Growth/Mission Flexibility:X2のコンパウンド同軸技術は、将来の進化し続ける脅威に焦点を当てており、比類のない可能性と成長マージンを提供し、速度、戦闘半径、およびペイロードを増加させています。このポテンシャルと機体性能マージンにより、運用ミッションの柔軟性がさらに高まり、特定のミッション要件に対応するために、より広範な機体構成と装備セレクションが可能となっている。

この機体のデザインは、最も目を引くのが二重反転式ローターと機体後部の推進用プッシャープロップを備えたコンパウンドヘリコプターです。
高速化を実現するため「Advancing Blade Concept Rotor」というリジッドローター(主回転翼の各々の羽根の迎角を羽根の前進翼状態から後退翼状態にかけて周期的に変化させる「フェザリング・ヒンジ」のみで構成され、他の関節部を持たない)を用いた二重反転式ローターを採用しており、上下に配置された各々の回転翼の前進側の羽根だけで全ての揚力を生み出す(後退側は揚力を発生させないようにして利用しない)形式であり、後退側の逆流や失速による左右の揚力バランス喪失を解決し、高速飛行が可能な機体となっています。

 今回のコンセプト案を見る限りS-97 Raiderの機体と非常に似ているように見えますが、見た感じでは機体表面の突起物等が無く、ステルス性や高速飛行性に力を入れていることがわかります。
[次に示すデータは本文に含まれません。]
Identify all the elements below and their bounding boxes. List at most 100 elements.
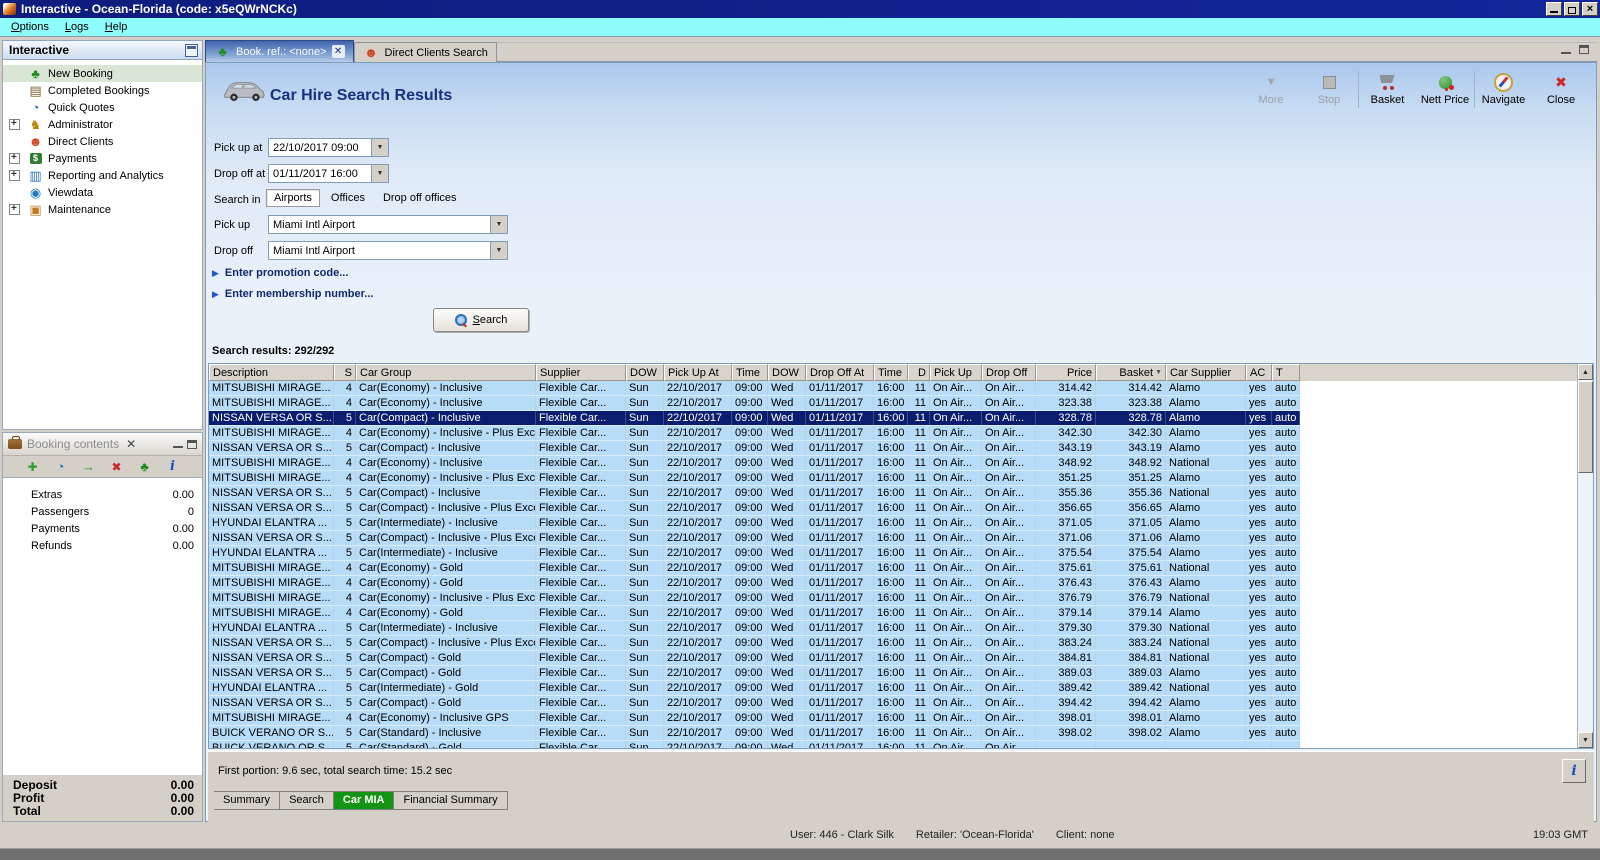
dropoff-at-field[interactable]: 01/11/2017 16:00 xyxy=(268,164,389,183)
table-row[interactable]: NISSAN VERSA OR S... 5 Car(Compact) - In… xyxy=(209,531,1300,546)
dropoff-at-value[interactable]: 01/11/2017 16:00 xyxy=(269,168,371,180)
tab-booking-ref[interactable]: Book. ref.: <none> ✕ xyxy=(205,40,354,62)
menu-options[interactable]: Options xyxy=(4,20,56,34)
move-to-basket-icon[interactable] xyxy=(80,459,97,474)
search-in-dropoff-offices[interactable]: Drop off offices xyxy=(376,190,464,206)
col-s[interactable]: S xyxy=(334,364,356,381)
tab-direct-clients-search[interactable]: Direct Clients Search ✕ xyxy=(353,42,497,62)
col-basket[interactable]: Basket ▼ xyxy=(1096,364,1166,381)
table-row[interactable]: NISSAN VERSA OR S... 5 Car(Compact) - In… xyxy=(209,501,1300,516)
search-in-offices[interactable]: Offices xyxy=(324,190,372,206)
panel-maximize-icon[interactable] xyxy=(1579,45,1589,54)
navigate-button[interactable]: Navigate xyxy=(1474,71,1532,108)
col-d[interactable]: D xyxy=(908,364,930,381)
sidebar-item-payments[interactable]: Payments xyxy=(3,150,202,167)
pickup-value[interactable]: Miami Intl Airport xyxy=(269,219,490,231)
table-row[interactable]: MITSUBISHI MIRAGE... 4 Car(Economy) - In… xyxy=(209,426,1300,441)
menu-logs[interactable]: Logs xyxy=(58,20,96,34)
pickup-at-dropdown-icon[interactable] xyxy=(371,139,388,156)
col-description[interactable]: Description xyxy=(209,364,334,381)
pickup-dropdown-icon[interactable] xyxy=(490,216,507,233)
table-row[interactable]: MITSUBISHI MIRAGE... 4 Car(Economy) - Go… xyxy=(209,576,1300,591)
dropoff-combo[interactable]: Miami Intl Airport xyxy=(268,241,508,260)
expand-plus-icon[interactable] xyxy=(9,152,20,164)
search-button[interactable]: Search xyxy=(433,308,529,332)
col-dropoff-at[interactable]: Drop Off At xyxy=(806,364,874,381)
col-supplier[interactable]: Supplier xyxy=(536,364,626,381)
col-car-supplier[interactable]: Car Supplier xyxy=(1166,364,1246,381)
booking-contents-maximize-icon[interactable] xyxy=(187,439,197,449)
col-pickup-at[interactable]: Pick Up At xyxy=(664,364,732,381)
dropoff-dropdown-icon[interactable] xyxy=(490,242,507,259)
table-row[interactable]: HYUNDAI ELANTRA ... 5 Car(Intermediate) … xyxy=(209,546,1300,561)
restore-button[interactable] xyxy=(1564,2,1581,16)
bottom-tab-search[interactable]: Search xyxy=(280,791,334,810)
booking-contents-minimize-icon[interactable] xyxy=(173,440,183,448)
delete-icon[interactable] xyxy=(108,459,125,474)
promotion-code-expander[interactable]: Enter promotion code... xyxy=(212,267,348,279)
booking-contents-close-icon[interactable]: ✕ xyxy=(126,438,136,450)
expand-plus-icon[interactable] xyxy=(9,203,20,215)
table-row[interactable]: HYUNDAI ELANTRA ... 5 Car(Intermediate) … xyxy=(209,621,1300,636)
sidebar-item-quick-quotes[interactable]: Quick Quotes xyxy=(3,99,202,116)
col-dow-dropoff[interactable]: DOW xyxy=(768,364,806,381)
sidebar-item-administrator[interactable]: Administrator xyxy=(3,116,202,133)
table-row[interactable]: MITSUBISHI MIRAGE... 4 Car(Economy) - Go… xyxy=(209,561,1300,576)
table-row[interactable]: MITSUBISHI MIRAGE... 4 Car(Economy) - Go… xyxy=(209,606,1300,621)
info-button[interactable]: i xyxy=(1562,759,1586,783)
holiday-icon[interactable] xyxy=(136,459,153,474)
expand-plus-icon[interactable] xyxy=(9,169,20,181)
col-car-group[interactable]: Car Group xyxy=(356,364,536,381)
col-pickup-loc[interactable]: Pick Up xyxy=(930,364,982,381)
col-dropoff-loc[interactable]: Drop Off xyxy=(982,364,1036,381)
basket-button[interactable]: Basket xyxy=(1358,71,1416,108)
bottom-tab-car-mia[interactable]: Car MIA xyxy=(333,791,395,810)
table-row[interactable]: MITSUBISHI MIRAGE... 4 Car(Economy) - In… xyxy=(209,396,1300,411)
nett-price-button[interactable]: Nett Price xyxy=(1416,71,1474,108)
sidebar-item-new-booking[interactable]: New Booking xyxy=(3,65,202,82)
vertical-scrollbar[interactable]: ▲ ▼ xyxy=(1577,364,1593,748)
sidebar-item-reporting[interactable]: Reporting and Analytics xyxy=(3,167,202,184)
col-time-dropoff[interactable]: Time xyxy=(874,364,908,381)
sidebar-item-viewdata[interactable]: Viewdata xyxy=(3,184,202,201)
add-icon[interactable] xyxy=(24,459,41,474)
minimize-button[interactable] xyxy=(1546,2,1562,16)
table-row[interactable]: BUICK VERANO OR S... 5 Car(Standard) - G… xyxy=(209,741,1300,748)
table-row[interactable]: NISSAN VERSA OR S... 5 Car(Compact) - In… xyxy=(209,486,1300,501)
table-row[interactable]: HYUNDAI ELANTRA ... 5 Car(Intermediate) … xyxy=(209,516,1300,531)
table-row[interactable]: MITSUBISHI MIRAGE... 4 Car(Economy) - In… xyxy=(209,711,1300,726)
scroll-down-icon[interactable]: ▼ xyxy=(1578,732,1593,748)
bottom-tab-financial-summary[interactable]: Financial Summary xyxy=(394,791,508,810)
world-clock-icon[interactable] xyxy=(52,459,69,474)
panel-minimize-icon[interactable] xyxy=(1561,46,1571,54)
collapse-panel-icon[interactable] xyxy=(185,43,198,57)
bottom-tab-summary[interactable]: Summary xyxy=(214,791,281,810)
table-row[interactable]: BUICK VERANO OR S... 5 Car(Standard) - I… xyxy=(209,726,1300,741)
col-t[interactable]: T xyxy=(1272,364,1300,381)
table-row[interactable]: NISSAN VERSA OR S... 5 Car(Compact) - Go… xyxy=(209,666,1300,681)
info-icon[interactable] xyxy=(164,459,181,474)
table-row[interactable]: MITSUBISHI MIRAGE... 4 Car(Economy) - In… xyxy=(209,591,1300,606)
table-row[interactable]: MITSUBISHI MIRAGE... 4 Car(Economy) - In… xyxy=(209,456,1300,471)
pickup-at-field[interactable]: 22/10/2017 09:00 xyxy=(268,138,389,157)
menu-help[interactable]: Help xyxy=(98,20,135,34)
tab-close-icon[interactable]: ✕ xyxy=(331,45,345,58)
pickup-combo[interactable]: Miami Intl Airport xyxy=(268,215,508,234)
col-time-pickup[interactable]: Time xyxy=(732,364,768,381)
table-row[interactable]: NISSAN VERSA OR S... 5 Car(Compact) - In… xyxy=(209,411,1300,426)
membership-number-expander[interactable]: Enter membership number... xyxy=(212,288,374,300)
close-button[interactable]: Close xyxy=(1532,71,1590,108)
col-dow-pickup[interactable]: DOW xyxy=(626,364,664,381)
scroll-up-icon[interactable]: ▲ xyxy=(1578,364,1593,380)
table-row[interactable]: NISSAN VERSA OR S... 5 Car(Compact) - In… xyxy=(209,441,1300,456)
dropoff-value[interactable]: Miami Intl Airport xyxy=(269,245,490,257)
table-row[interactable]: NISSAN VERSA OR S... 5 Car(Compact) - In… xyxy=(209,636,1300,651)
stop-button[interactable]: Stop xyxy=(1300,71,1358,108)
dropoff-at-dropdown-icon[interactable] xyxy=(371,165,388,182)
sidebar-item-direct-clients[interactable]: Direct Clients xyxy=(3,133,202,150)
table-row[interactable]: NISSAN VERSA OR S... 5 Car(Compact) - Go… xyxy=(209,696,1300,711)
col-price[interactable]: Price xyxy=(1036,364,1096,381)
col-ac[interactable]: AC xyxy=(1246,364,1272,381)
table-row[interactable]: HYUNDAI ELANTRA ... 5 Car(Intermediate) … xyxy=(209,681,1300,696)
sidebar-item-maintenance[interactable]: Maintenance xyxy=(3,201,202,218)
機首下面の20mm機関砲は未使用時は機体内部に収納されるようなデザインとなっていますし、メインローターのマスト部分もシュラウド(カバー)も角度がつけられ、エンジンインテイクもV字の形が採用されています。

エンジン排気に関しても、RAH-66コマンチ で採用されたようなテールブーム内で冷却し排出する方法が取られているように見えます。

また機首からテールブームまで機体のサイドにはいったライン筋もRAH-66コマンチ を彷彿させるデザインとなっています。

この辺り、どこまでステルス性があるのか等はコンセプト図を見るだけではわかりませんし、コンパウンドヘリコプターがどれだけステルス性を達成できるのかは、疑問です。しかし、スピード、低視認性、低赤外線シグネチャ、低RCSを求めていくとクリーンな機体で、RAH-66のシルエットに近づいていくのは自然なことに思えます。

ベル社はの機体コンセプトBell 360 Invictus「インビクタス」も、LMT/Sikorsky社の「RAIDER X™」も「Low-risk」「Low-Cost」「Lower Acquisition Cost」などをアピールしています。Low-riskという点では、コンパウンドヘリコプターのような複雑で制御ソフトウェアの複雑さよりも、典型的なヘリコプタースタイルで提案してきたBell社の方がまさっているようにも見えますが、私が信じる戦闘ヘリコプターの未来で、従来のスタイルのヘリコプターに需要はあまり感じれないとも思います。(以前の記事)

リスク、コストも大事ですが、やはり飛行速度と航続距離、生存性が一番優先される能力と思います。このFARAプログラムが今後どのように進んでいくのか引き続きアップデートしたいと思います。